Tulloch, JOHN

Chambers's Encyclopaedia, Volume 10: Swastika to Zyrianovsk and Index, p. 320

Tulloch, JOHN, an eminent Scottish divine, was born at Bridge of Earn, in Perthshire, June 1, 1823, studied at St Andrews and Edinburgh, and was licensed to preach in 1844. Next year he accepted the charge of St Paul's at Dundee, in 1849 was presented to Kettins in Forfarshire, and was appointed in 1854 principal and primarius professor of Divinity in St Mary's College, St Andrews. Appointed in 1859 one of the Queen's chaplains, he became senior principal at St Andrews in 1860, deputy-clerk of the General Assembly in 1862, Clerk in 1875, and Moderator in 1878, and died at Torquay, February 13, 1886. From an early age he contributed to the magazines—North British Review, British Quarterly, and later the Contemporary Review and Fraser's Magazine, of which last he was for some time editor.
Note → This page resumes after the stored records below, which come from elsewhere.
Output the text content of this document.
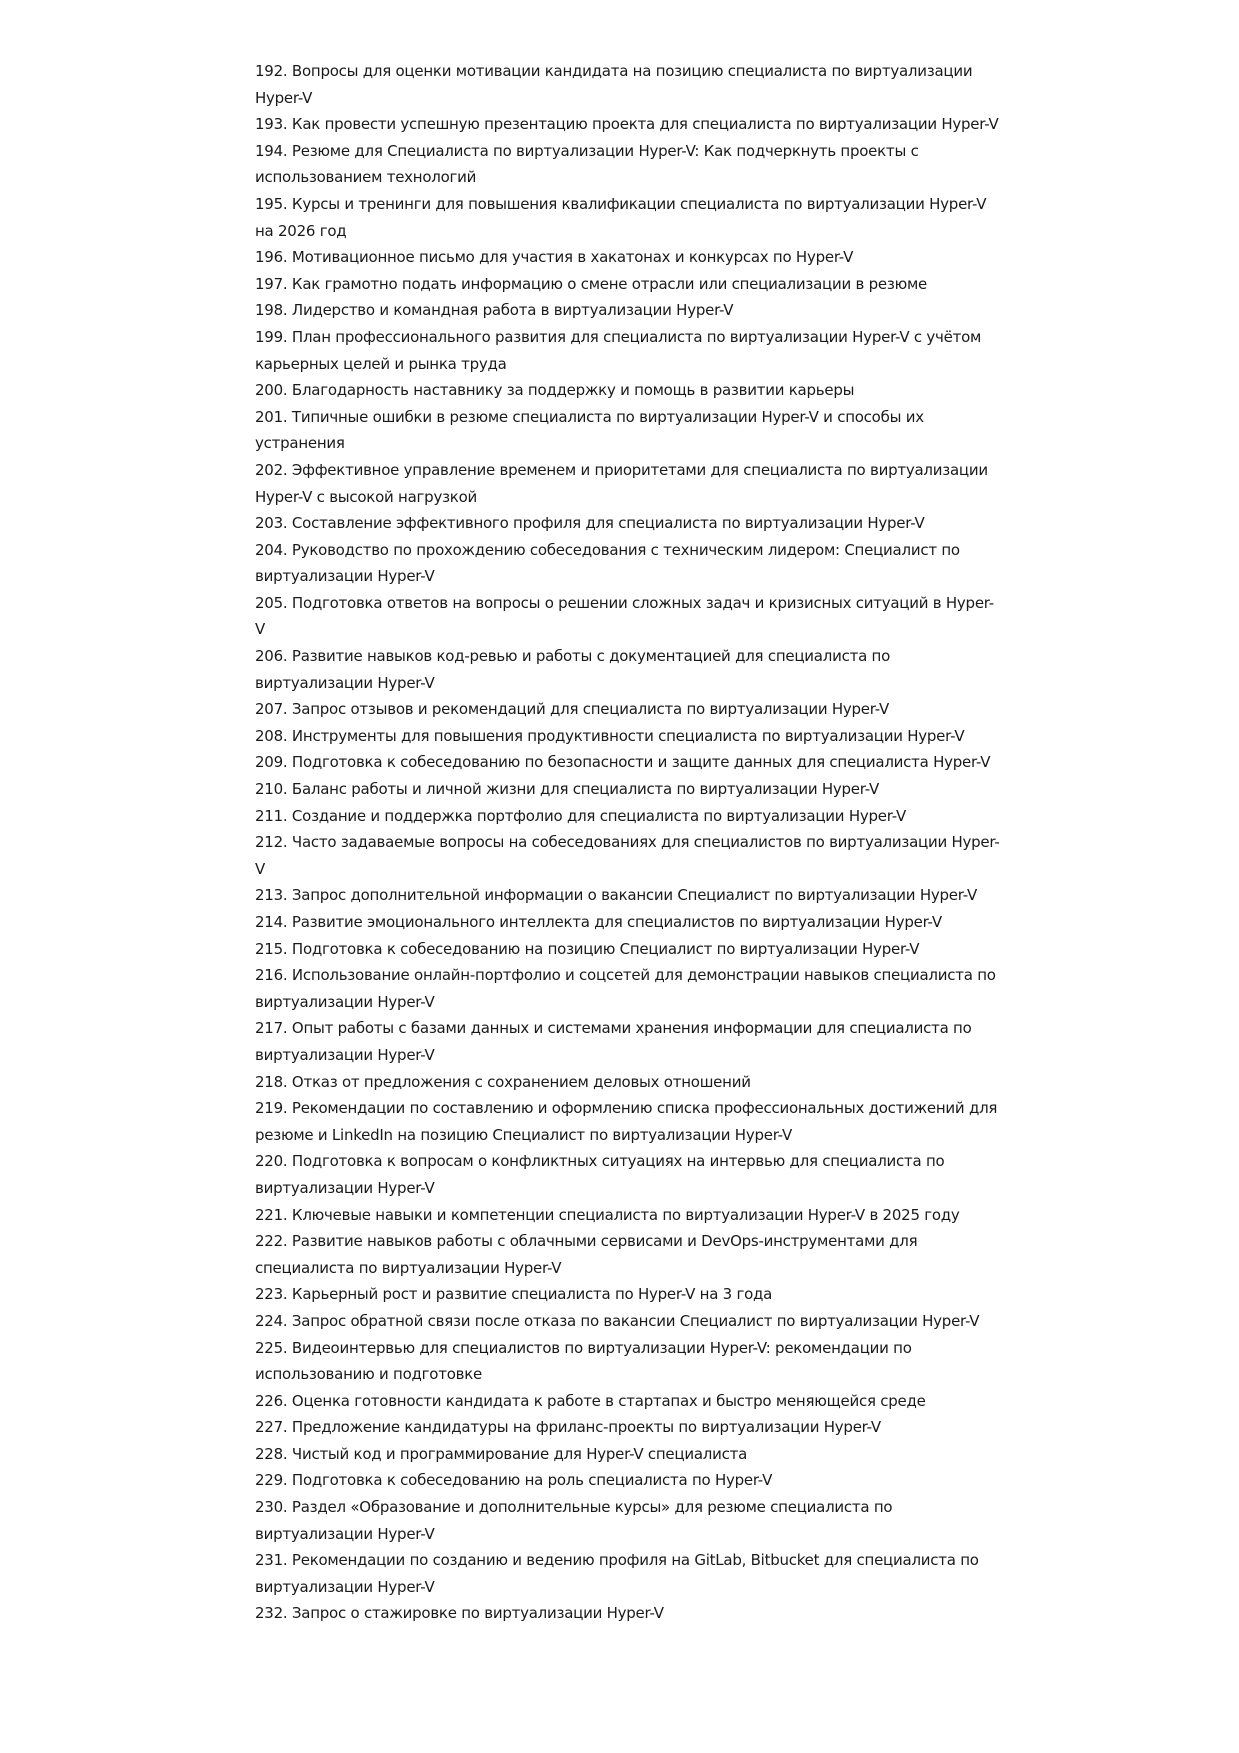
192. Вопросы для оценки мотивации кандидата на позицию специалиста по виртуализации Hyper-V
193. Как провести успешную презентацию проекта для специалиста по виртуализации Hyper-V
194. Резюме для Специалиста по виртуализации Hyper-V: Как подчеркнуть проекты с использованием технологий
195. Курсы и тренинги для повышения квалификации специалиста по виртуализации Hyper-V на 2026 год
196. Мотивационное письмо для участия в хакатонах и конкурсах по Hyper-V
197. Как грамотно подать информацию о смене отрасли или специализации в резюме
198. Лидерство и командная работа в виртуализации Hyper-V
199. План профессионального развития для специалиста по виртуализации Hyper-V с учётом карьерных целей и рынка труда
200. Благодарность наставнику за поддержку и помощь в развитии карьеры
201. Типичные ошибки в резюме специалиста по виртуализации Hyper-V и способы их устранения
202. Эффективное управление временем и приоритетами для специалиста по виртуализации Hyper-V с высокой нагрузкой
203. Составление эффективного профиля для специалиста по виртуализации Hyper-V
204. Руководство по прохождению собеседования с техническим лидером: Специалист по виртуализации Hyper-V
205. Подготовка ответов на вопросы о решении сложных задач и кризисных ситуаций в Hyper-V
206. Развитие навыков код-ревью и работы с документацией для специалиста по виртуализации Hyper-V
207. Запрос отзывов и рекомендаций для специалиста по виртуализации Hyper-V
208. Инструменты для повышения продуктивности специалиста по виртуализации Hyper-V
209. Подготовка к собеседованию по безопасности и защите данных для специалиста Hyper-V
210. Баланс работы и личной жизни для специалиста по виртуализации Hyper-V
211. Создание и поддержка портфолио для специалиста по виртуализации Hyper-V
212. Часто задаваемые вопросы на собеседованиях для специалистов по виртуализации Hyper-V
213. Запрос дополнительной информации о вакансии Специалист по виртуализации Hyper-V
214. Развитие эмоционального интеллекта для специалистов по виртуализации Hyper-V
215. Подготовка к собеседованию на позицию Специалист по виртуализации Hyper-V
216. Использование онлайн-портфолио и соцсетей для демонстрации навыков специалиста по виртуализации Hyper-V
217. Опыт работы с базами данных и системами хранения информации для специалиста по виртуализации Hyper-V
218. Отказ от предложения с сохранением деловых отношений
219. Рекомендации по составлению и оформлению списка профессиональных достижений для резюме и LinkedIn на позицию Специалист по виртуализации Hyper-V
220. Подготовка к вопросам о конфликтных ситуациях на интервью для специалиста по виртуализации Hyper-V
221. Ключевые навыки и компетенции специалиста по виртуализации Hyper-V в 2025 году
222. Развитие навыков работы с облачными сервисами и DevOps-инструментами для специалиста по виртуализации Hyper-V
223. Карьерный рост и развитие специалиста по Hyper-V на 3 года
224. Запрос обратной связи после отказа по вакансии Специалист по виртуализации Hyper-V
225. Видеоинтервью для специалистов по виртуализации Hyper-V: рекомендации по использованию и подготовке
226. Оценка готовности кандидата к работе в стартапах и быстро меняющейся среде
227. Предложение кандидатуры на фриланс-проекты по виртуализации Hyper-V
228. Чистый код и программирование для Hyper-V специалиста
229. Подготовка к собеседованию на роль специалиста по Hyper-V
230. Раздел «Образование и дополнительные курсы» для резюме специалиста по виртуализации Hyper-V
231. Рекомендации по созданию и ведению профиля на GitLab, Bitbucket для специалиста по виртуализации Hyper-V
232. Запрос о стажировке по виртуализации Hyper-V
His first book was the second Burnett prize essay on Theism (1855), and this was followed by Leaders of the Reformation (1859), English Protestants and their Leaders (1861), Beginning Life (addressed to young men, 1862), The Christ of the Gospels and of Modern Criticism—an answer to Renan (1864), Rational Theology and Christian Philosophy in the Seventeenth Century—altogether an admirable work, discussing with equal sympathy and insight the Falkland group and the Christian Platonists (2 vols. 1872), Facts of Religion and Life (sermons, 1876), Pascal in Blackwood's 'Foreign Classics' (1876), The Christian Doctrine of Sin—the Croall Lectures at Edinburgh (1877), Modern Theories in Philosophy and Religion (1884), and Movements of Religious Thought in Britain during the Nineteenth Century (1885). Tulloch was a fearless Liberal alike in politics and theology. His conception of an Established Church involved the idea of a comprehensiveness and tolerance unusual to Presbyterian theology, and he laboured throughout life to lay down the sure foundations on which a rational yet reverent Christianity might be firmly built, which should be distinguished by its inwardness and spiritual elevation rather than by the rigidity of its definitions. The strength and earnestness of his own religious convictions, his large-hearted benevolence, catholic sympathy and broad culture, his noble presence and impressive oratory made him conspicuous among men, whether on the floor of the Assembly, on the platform, or in the pulpit. See Memoir by Mrs Oliphant (1888).